また、医療費は治療にかかった費用だけではなく、間接的に治療にかかった費用(交通費や療養の世話を依頼した費用など)や、生計を同じにしている家族(同居・別居問わず)の医療費も含まれます。
ただし、対象外になる費用もあるため詳しくは下記で紹介します。医療費控除の確定申告期間に申請する必要があるため、各種領収書は必ず保管しておきましょう。

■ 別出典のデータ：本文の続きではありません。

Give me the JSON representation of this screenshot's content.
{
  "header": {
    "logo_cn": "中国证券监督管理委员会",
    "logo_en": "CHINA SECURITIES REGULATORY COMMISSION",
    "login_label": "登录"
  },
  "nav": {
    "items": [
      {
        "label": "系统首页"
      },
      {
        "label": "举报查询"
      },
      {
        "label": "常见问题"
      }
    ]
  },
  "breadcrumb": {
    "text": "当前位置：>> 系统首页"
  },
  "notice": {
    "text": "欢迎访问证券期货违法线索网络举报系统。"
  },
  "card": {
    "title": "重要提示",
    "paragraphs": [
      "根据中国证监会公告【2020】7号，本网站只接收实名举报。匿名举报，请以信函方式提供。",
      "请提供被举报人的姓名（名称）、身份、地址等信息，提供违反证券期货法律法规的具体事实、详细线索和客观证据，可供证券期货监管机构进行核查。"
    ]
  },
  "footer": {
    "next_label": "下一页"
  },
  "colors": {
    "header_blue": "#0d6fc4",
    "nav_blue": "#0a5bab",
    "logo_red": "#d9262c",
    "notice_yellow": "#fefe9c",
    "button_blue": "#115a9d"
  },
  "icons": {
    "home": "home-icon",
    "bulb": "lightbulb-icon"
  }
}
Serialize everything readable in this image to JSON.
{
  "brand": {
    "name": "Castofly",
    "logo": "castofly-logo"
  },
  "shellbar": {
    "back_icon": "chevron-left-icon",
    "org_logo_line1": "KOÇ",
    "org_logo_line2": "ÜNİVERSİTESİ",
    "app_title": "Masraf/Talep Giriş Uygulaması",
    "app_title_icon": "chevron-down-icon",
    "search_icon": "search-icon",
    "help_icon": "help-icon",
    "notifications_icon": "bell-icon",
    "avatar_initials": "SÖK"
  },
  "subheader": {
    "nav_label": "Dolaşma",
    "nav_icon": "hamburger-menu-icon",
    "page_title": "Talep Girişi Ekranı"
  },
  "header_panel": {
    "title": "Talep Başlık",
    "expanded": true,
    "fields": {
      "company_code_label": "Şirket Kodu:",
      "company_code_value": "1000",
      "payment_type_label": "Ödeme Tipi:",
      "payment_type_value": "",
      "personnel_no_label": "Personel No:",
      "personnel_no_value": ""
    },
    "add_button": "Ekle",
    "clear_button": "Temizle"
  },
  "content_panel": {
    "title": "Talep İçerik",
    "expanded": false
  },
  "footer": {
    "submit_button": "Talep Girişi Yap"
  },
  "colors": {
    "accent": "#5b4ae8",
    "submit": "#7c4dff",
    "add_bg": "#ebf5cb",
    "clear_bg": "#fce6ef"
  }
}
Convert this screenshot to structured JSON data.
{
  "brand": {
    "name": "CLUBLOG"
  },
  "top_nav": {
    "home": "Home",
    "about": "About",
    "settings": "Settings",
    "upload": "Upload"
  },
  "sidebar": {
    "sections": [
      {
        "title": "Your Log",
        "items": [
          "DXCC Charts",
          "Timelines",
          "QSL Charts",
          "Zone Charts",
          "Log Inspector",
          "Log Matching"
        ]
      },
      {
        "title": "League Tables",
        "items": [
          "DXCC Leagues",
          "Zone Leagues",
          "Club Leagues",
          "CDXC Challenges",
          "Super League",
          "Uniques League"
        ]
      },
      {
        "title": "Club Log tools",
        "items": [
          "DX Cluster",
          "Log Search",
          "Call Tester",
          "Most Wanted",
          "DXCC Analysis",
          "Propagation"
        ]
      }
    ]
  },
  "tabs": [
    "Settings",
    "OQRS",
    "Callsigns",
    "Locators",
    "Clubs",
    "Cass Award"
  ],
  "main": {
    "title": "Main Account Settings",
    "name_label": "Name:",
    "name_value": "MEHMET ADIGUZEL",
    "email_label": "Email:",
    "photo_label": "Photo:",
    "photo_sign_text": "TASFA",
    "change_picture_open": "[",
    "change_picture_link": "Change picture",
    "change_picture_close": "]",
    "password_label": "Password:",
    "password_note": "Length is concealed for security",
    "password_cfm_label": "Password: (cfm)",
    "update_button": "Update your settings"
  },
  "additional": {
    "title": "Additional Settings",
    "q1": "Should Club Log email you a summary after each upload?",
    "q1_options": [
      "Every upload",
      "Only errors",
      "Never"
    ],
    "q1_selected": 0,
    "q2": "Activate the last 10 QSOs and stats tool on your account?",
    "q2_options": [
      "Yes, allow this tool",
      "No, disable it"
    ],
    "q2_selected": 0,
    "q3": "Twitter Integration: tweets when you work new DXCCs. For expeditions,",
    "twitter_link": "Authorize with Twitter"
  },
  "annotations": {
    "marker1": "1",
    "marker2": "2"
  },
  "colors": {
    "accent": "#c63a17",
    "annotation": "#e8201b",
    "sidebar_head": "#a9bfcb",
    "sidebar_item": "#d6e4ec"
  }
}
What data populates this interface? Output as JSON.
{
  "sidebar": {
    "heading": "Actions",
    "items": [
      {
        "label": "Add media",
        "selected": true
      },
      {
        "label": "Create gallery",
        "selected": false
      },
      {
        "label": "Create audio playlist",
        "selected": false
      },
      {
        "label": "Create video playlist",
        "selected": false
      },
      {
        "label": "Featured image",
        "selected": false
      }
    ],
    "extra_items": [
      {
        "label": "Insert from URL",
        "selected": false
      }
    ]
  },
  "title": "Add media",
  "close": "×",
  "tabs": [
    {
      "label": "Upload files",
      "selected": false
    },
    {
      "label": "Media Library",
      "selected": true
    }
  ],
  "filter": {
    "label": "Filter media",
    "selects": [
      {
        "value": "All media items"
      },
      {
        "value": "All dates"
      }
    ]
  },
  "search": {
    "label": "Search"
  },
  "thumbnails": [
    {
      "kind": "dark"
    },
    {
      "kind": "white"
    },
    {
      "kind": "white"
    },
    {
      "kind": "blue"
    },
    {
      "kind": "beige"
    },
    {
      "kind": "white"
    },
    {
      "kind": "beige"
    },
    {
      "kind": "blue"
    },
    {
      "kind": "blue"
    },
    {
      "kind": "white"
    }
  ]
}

申請から還付金を受け取るまでの手順は下記を参考にしてください。
- 使った医療費の内容が対象になるか確認し合算をする
- 決まった式にあてはめて計算
- 所定の様式に必要事項を記入またはe-TAXで作成
- 紙ベースで作成した場合は税務署に郵送または窓口に持参。インターネットで作成した場合は画面の指示に従って提出
- 還付金の受け取り
医療費控除で税金が戻ってくる場合
医療費控除の手続きをすると必ず税金が戻ってくるわけではなく、場合によっては税金が戻ってこないこともあります。まず、医療費の年間合計が10万円を超える場合か、所得金額200万円未満の方は総所得から5%を超えると申請が可能です。
医療費控除の金額は下記計算式で求めることできます。
実際に支払った医療費の合計額-補填金-10万円
計算式にある「補填金」は、生命保険に加入している方が対象の入院給付金や、健康保険から支給される出産育児一時金や高額療養費などが該当します。補填金がないときは計算から除外します。
この計算式は「同じ年の総所得金額などが200万円以上の方」が対象で、医療費控除の上限は200万円です。もし、同じ年の総所得金額などが200万円未満であれば「10万円」の部分を「総所得×5%」で計算します。
流れは以下の図を参考にしてください。
申請方法は?
医療費控除を受けるためには必要な手続きをしなければいけません。
申請期間
毎年2月16日から3月15日の1か月間
※土日・祝日なら翌営業日が所定日に該当
【申請方法】
- e-TAX(電子申告)
- 自宅のインターネットから申告可能です。各種証明書の提出を省略でき、24時間いつでも提出できます。
- 税務署を利用
- 自宅近くの税務署を利用する方法が一般的です。手続きが分からない方は窓口で教えてもらいながら申告できます。ただし、申告に必要な領収書や源泉徴収票などを忘れずに持参しましょう。また、来所するタイミングで窓口が混むこともあるため、時間にゆとりを持って税務署に向かいましょう。
- 郵送
- e-TAXで申告書類を作成後、郵送で提出することもできます。郵送するときの注意事項として確定申告の書類は「信書」に該当するため、「信書便物」または「第一種郵便物」で郵送しましょう。
必要な書類
医療費控除のみ申請する場合は、以下の書類を準備しましょう。
- 確定申告書
- 医療費控除の明細書
- 本人確認書類(マイナンバーカードや運転免許証など)
- 源泉徴収票
- 医療費の領収書※平成28年分までは提出が必要ですが、平成29年分からは提出が不要です。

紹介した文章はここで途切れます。